Highlights & Insights¶
- The idea of replacing text relation edges with images directly addresses the fundamental flaw of conventional scene graphs — irreversible information compression. This seemingly simple design yields substantial gains; M3DSG alone contributes +15% SR.
- The identification and quantitative analysis of the "last-mile" problem are highly insightful: by examining SR across different success thresholds, the authors clearly demonstrate that the true cause of many task failures is viewpoint quality rather than localization accuracy.
- The greedy dynamic allocation algorithm (Algorithm 1) formalizes subgraph selection as a set cover problem, ensuring maximum relational edge coverage with minimum image count.
- The zero-shot method simultaneously outperforming the trained MTU3D highlights the decisive role of scene representation quality in navigation performance.
Limitations & Future Work¶
- Inference latency of VFMs and VLMs is the primary bottleneck limiting real-time deployment; the authors acknowledge that scene-graph-based methods suffer from low inference efficiency.
- VVD mitigates but does not fully resolve the last-mile problem (a performance gap remains even at the relaxed 1.0m threshold); the authors suggest further optimization via RL-based approaches.
- The advantage in SPL is marginal on HM3D-ObjNav (+0.1%), suggesting that VVD may trade shortest-path optimality for better viewpoints.
- Image edge storage in M3DSG grows with exploration; memory management strategies warrant further optimization.

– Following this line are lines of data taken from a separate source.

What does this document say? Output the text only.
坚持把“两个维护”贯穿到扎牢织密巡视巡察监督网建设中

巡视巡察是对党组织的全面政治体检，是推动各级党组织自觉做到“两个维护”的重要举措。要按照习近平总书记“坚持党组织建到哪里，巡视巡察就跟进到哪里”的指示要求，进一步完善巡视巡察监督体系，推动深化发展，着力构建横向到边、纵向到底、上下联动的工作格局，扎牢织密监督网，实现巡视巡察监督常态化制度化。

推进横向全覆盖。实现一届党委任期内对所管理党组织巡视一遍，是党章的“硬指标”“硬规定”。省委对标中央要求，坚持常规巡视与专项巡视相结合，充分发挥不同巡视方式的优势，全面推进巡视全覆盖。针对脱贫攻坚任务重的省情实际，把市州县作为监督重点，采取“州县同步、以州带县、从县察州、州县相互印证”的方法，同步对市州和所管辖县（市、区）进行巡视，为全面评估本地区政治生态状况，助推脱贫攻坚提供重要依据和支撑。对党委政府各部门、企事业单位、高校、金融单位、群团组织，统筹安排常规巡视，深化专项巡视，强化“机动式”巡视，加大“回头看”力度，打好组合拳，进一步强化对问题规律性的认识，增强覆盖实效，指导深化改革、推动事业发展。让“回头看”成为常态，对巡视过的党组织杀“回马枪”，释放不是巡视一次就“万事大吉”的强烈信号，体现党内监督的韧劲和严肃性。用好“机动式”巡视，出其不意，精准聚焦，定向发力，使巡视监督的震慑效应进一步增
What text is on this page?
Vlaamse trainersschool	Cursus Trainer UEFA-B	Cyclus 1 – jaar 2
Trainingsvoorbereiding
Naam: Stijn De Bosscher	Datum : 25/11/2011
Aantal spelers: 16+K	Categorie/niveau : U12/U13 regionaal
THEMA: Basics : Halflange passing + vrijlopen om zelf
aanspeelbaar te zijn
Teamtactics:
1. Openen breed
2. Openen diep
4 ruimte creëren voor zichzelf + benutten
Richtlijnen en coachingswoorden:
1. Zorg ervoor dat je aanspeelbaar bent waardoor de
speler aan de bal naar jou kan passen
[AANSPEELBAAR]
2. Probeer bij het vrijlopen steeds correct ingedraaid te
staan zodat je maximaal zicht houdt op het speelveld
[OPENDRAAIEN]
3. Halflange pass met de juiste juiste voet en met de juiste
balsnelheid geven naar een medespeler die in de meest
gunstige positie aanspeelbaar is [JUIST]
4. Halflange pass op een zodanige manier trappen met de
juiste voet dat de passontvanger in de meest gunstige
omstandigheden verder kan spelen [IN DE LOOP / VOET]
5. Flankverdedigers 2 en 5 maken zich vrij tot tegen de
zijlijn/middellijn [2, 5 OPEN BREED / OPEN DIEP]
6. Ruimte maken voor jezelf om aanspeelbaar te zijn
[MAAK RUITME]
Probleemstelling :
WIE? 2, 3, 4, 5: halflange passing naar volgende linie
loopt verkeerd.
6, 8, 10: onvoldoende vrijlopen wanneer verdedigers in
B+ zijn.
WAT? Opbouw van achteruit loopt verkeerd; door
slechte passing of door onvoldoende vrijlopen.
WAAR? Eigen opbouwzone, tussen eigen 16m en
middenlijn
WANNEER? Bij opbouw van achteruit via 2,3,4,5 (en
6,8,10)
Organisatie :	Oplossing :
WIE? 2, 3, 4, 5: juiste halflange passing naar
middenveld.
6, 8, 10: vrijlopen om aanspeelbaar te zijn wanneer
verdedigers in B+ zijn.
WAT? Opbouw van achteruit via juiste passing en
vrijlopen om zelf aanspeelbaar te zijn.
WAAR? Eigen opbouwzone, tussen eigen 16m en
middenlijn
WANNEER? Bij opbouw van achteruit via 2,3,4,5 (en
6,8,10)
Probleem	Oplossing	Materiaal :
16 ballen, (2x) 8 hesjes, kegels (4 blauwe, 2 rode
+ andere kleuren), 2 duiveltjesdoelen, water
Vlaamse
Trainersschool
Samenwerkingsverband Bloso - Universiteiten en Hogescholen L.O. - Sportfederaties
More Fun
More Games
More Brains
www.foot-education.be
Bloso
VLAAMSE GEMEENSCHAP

- Validation is currently limited to simulated environments; real-world deployment performance remains unknown.
Related Work & Insights¶
- vs. ConceptGraph: ConceptGraph uses MLLMs to generate pure text relation edges, incurring high construction cost and losing visual information. M3DSG directly stores visual evidence via image edges, achieving higher construction efficiency with no information loss, and surpasses ConceptGraph by 3.8% SR on GOAT-Bench.
- vs. 3D-Mem: 3D-Mem also emphasizes the value of raw images but lacks a structured graph representation. MSGNav adds scene graph structure and multi-module reasoning on top of this foundation, improving SR from 28.8% to 60.0%.

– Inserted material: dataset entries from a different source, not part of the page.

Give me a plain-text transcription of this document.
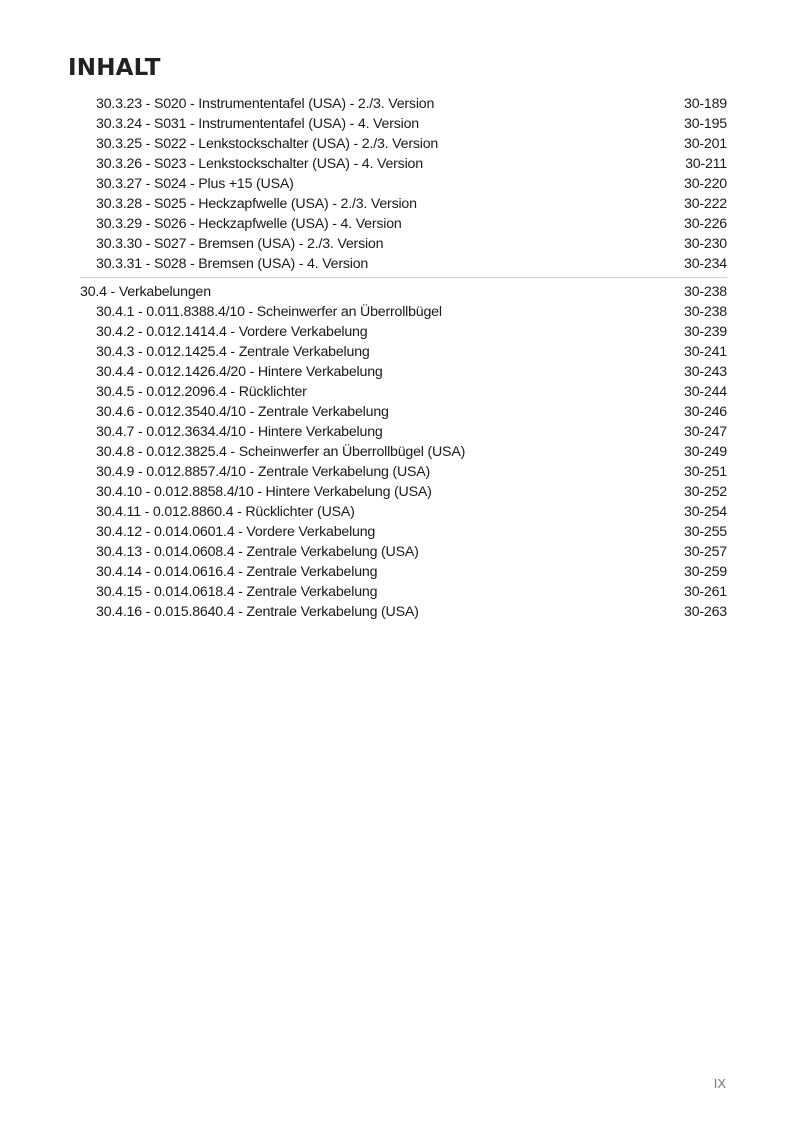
INHALT
30.3.23 - S020 - Instrumententafel (USA) - 2./3. Version	30-189
30.3.24 - S031 - Instrumententafel (USA) - 4. Version	30-195
30.3.25 - S022 - Lenkstockschalter (USA) - 2./3. Version	30-201
30.3.26 - S023 - Lenkstockschalter (USA) - 4. Version	30-211
30.3.27 - S024 - Plus +15 (USA)	30-220
30.3.28 - S025 - Heckzapfwelle (USA) - 2./3. Version	30-222
30.3.29 - S026 - Heckzapfwelle (USA) - 4. Version	30-226
30.3.30 - S027 - Bremsen (USA) - 2./3. Version	30-230
30.3.31 - S028 - Bremsen (USA) - 4. Version	30-234
30.4 - Verkabelungen	30-238
30.4.1 - 0.011.8388.4/10 - Scheinwerfer an Überrollbügel	30-238
30.4.2 - 0.012.1414.4 - Vordere Verkabelung	30-239
30.4.3 - 0.012.1425.4 - Zentrale Verkabelung	30-241
30.4.4 - 0.012.1426.4/20 - Hintere Verkabelung	30-243
30.4.5 - 0.012.2096.4 - Rücklichter	30-244
30.4.6 - 0.012.3540.4/10 - Zentrale Verkabelung	30-246
30.4.7 - 0.012.3634.4/10 - Hintere Verkabelung	30-247
30.4.8 - 0.012.3825.4 - Scheinwerfer an Überrollbügel (USA)	30-249
30.4.9 - 0.012.8857.4/10 - Zentrale Verkabelung (USA)	30-251
30.4.10 - 0.012.8858.4/10 - Hintere Verkabelung (USA)	30-252
30.4.11 - 0.012.8860.4 - Rücklichter (USA)	30-254
30.4.12 - 0.014.0601.4 - Vordere Verkabelung	30-255
30.4.13 - 0.014.0608.4 - Zentrale Verkabelung (USA)	30-257
30.4.14 - 0.014.0616.4 - Zentrale Verkabelung	30-259
30.4.15 - 0.014.0618.4 - Zentrale Verkabelung	30-261
30.4.16 - 0.015.8640.4 - Zentrale Verkabelung (USA)	30-263
IX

- vs. SG-Nav: SG-Nav uses hierarchical prompting for navigation reasoning but is constrained by the expressiveness of text-based scene graphs. MSGNav's multi-modal scene graph provides richer contextual information.
- vs. VLFM/CompassNav: These zero-shot methods use VLMs for frontier evaluation but lack the relational reasoning capability afforded by graph structure.
Rating¶
- Novelty: ⭐⭐⭐⭐ — Using images in place of text relation edges is a novel and practical design; the identification and quantification of the last-mile problem demonstrate strong insight.
- Experimental Thoroughness: ⭐⭐⭐⭐ — State-of-the-art results on two mainstream benchmarks; multi-dimensional ablations (modules, scene graph types, VVD thresholds); solid analysis.
- Writing Quality: ⭐⭐⭐⭐ — Problem motivation is clearly articulated; the narrative mapping three limitations to three corresponding solutions flows naturally.
- Value: ⭐⭐⭐⭐ — Introduces a new scene representation paradigm for zero-shot embodied navigation; the last-mile problem analysis offers meaningful inspiration to the community.